- S
I never imagined I’d be writing something like this. In 2023, my mum was diagnosed with stage IV colon cancer. By the time we found out, it had already spread to her liver and ovaries. Everything changed in that moment — our routines, our future, and how we looked at time.
She had surgery to remove the primary tumor and her ovaries. Then came the chemotherapy. Round after round. More than 20 in total. And through it all, she remained strong. Her liver metastases stayed stable for a long time, and for a while, we allowed ourselves to hope — cautiously, quietly.
Then in April 2025, she had a major liver surgery. The doctors removed all visible metastases. It felt like we were finally ahead of it. But cancer doesn’t fight fair.
By July 2025, it had returned. Not just to her liver — this time, it had also spread to her lungs. Suddenly, standard chemotherapy was no longer an option. We were devastated. But we didn’t stay in that place for long. We started searching.
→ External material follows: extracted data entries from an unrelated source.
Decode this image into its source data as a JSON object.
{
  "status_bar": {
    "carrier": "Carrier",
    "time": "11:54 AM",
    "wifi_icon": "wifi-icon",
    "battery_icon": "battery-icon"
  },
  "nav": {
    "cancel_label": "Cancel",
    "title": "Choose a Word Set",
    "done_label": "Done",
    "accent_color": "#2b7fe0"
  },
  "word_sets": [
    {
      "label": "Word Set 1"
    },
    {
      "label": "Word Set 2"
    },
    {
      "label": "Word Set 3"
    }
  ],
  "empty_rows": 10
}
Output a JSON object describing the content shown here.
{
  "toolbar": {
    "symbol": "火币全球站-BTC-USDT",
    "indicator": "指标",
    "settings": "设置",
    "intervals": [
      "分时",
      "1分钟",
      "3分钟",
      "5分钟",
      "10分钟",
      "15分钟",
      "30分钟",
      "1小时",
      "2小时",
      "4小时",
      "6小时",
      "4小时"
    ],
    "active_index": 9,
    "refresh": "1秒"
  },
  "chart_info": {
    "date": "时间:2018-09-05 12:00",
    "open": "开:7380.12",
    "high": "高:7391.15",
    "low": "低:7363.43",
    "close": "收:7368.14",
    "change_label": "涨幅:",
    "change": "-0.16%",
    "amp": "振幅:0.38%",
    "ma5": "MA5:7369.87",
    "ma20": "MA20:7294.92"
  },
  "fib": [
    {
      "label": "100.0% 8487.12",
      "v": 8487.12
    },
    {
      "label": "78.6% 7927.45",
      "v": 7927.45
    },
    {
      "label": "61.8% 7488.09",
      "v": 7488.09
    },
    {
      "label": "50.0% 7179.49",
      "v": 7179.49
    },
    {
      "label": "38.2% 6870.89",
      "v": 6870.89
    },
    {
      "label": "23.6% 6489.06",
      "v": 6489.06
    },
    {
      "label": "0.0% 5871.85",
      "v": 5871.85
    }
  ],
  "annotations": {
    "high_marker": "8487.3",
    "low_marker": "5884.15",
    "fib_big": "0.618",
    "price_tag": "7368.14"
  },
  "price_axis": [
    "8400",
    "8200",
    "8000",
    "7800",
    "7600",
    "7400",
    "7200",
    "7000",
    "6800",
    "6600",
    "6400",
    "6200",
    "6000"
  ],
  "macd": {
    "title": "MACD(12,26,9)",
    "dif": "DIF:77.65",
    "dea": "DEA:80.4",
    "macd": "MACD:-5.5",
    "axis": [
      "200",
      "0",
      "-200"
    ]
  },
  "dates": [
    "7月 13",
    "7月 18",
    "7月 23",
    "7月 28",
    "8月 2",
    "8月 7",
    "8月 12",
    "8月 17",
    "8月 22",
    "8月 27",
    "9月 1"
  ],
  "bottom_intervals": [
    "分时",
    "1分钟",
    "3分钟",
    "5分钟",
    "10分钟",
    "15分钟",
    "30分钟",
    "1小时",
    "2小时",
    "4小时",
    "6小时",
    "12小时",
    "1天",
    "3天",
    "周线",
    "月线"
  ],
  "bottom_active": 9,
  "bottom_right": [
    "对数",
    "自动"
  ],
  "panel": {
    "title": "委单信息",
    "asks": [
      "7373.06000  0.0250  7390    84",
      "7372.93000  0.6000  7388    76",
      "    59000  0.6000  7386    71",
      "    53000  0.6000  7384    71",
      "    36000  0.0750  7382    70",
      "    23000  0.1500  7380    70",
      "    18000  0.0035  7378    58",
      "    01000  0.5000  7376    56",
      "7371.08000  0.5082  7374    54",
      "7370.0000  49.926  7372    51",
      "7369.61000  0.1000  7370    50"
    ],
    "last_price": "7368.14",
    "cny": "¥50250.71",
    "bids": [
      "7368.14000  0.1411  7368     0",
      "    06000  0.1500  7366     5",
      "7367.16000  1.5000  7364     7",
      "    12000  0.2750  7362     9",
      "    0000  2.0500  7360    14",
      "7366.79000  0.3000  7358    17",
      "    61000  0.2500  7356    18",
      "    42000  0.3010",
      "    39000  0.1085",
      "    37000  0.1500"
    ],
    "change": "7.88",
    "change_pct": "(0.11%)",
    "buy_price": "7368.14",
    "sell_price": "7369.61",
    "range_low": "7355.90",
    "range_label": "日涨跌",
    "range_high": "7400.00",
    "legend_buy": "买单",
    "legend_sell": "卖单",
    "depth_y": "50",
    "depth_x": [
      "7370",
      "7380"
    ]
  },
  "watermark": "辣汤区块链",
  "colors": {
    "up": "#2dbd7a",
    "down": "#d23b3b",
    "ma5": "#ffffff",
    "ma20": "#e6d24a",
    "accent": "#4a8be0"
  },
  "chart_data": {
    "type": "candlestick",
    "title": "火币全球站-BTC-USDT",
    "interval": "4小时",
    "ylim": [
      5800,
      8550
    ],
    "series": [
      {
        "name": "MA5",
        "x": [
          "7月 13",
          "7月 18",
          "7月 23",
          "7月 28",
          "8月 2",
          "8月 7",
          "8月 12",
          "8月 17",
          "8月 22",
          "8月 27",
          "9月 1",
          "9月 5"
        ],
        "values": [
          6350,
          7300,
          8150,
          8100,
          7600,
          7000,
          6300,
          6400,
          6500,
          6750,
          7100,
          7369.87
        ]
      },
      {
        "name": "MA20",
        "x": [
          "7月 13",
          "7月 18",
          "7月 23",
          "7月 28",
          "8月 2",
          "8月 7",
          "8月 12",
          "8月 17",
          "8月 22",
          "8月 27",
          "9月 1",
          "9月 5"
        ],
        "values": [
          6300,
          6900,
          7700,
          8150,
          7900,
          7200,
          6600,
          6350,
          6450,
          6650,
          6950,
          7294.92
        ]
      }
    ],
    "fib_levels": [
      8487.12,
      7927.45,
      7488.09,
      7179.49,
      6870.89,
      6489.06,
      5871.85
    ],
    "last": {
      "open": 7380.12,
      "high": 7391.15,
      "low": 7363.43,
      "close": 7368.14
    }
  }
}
I spent weeks reading, researching, chasing leads. That’s when I found out about TACE (Transarterial Chemoembolization) — a targeted treatment that could help in advanced cases like hers. We contacted specialists in Frankfurt, and after reviewing her condition, the doctors there confirmed that she qualifies for the procedure. Her health is still strong, her bloodwork looks good — and most importantly, she wants to fight.
My mum is only 49. She’s full of life, incredibly optimistic, and does everything she can to support her healing — physically, mentally, and holistically. She wants to live. To keep going. To fight for every moment. We’re a small family — just the three of us, really, me my mum and grandma. She’s the closest person I have, and I can’t lose her without knowing I tried everything.
I’ve never asked for money in my life. But right now, I have no choice. The cost of TACE is far beyond what I can manage on my own. I’ve done everything I can — but this, I can’t do without help. If you’ve read this far — thank you. If you’re able to support us in any way, know that it means more than I can ever say.
We still have fight left in us. And we’re not giving up.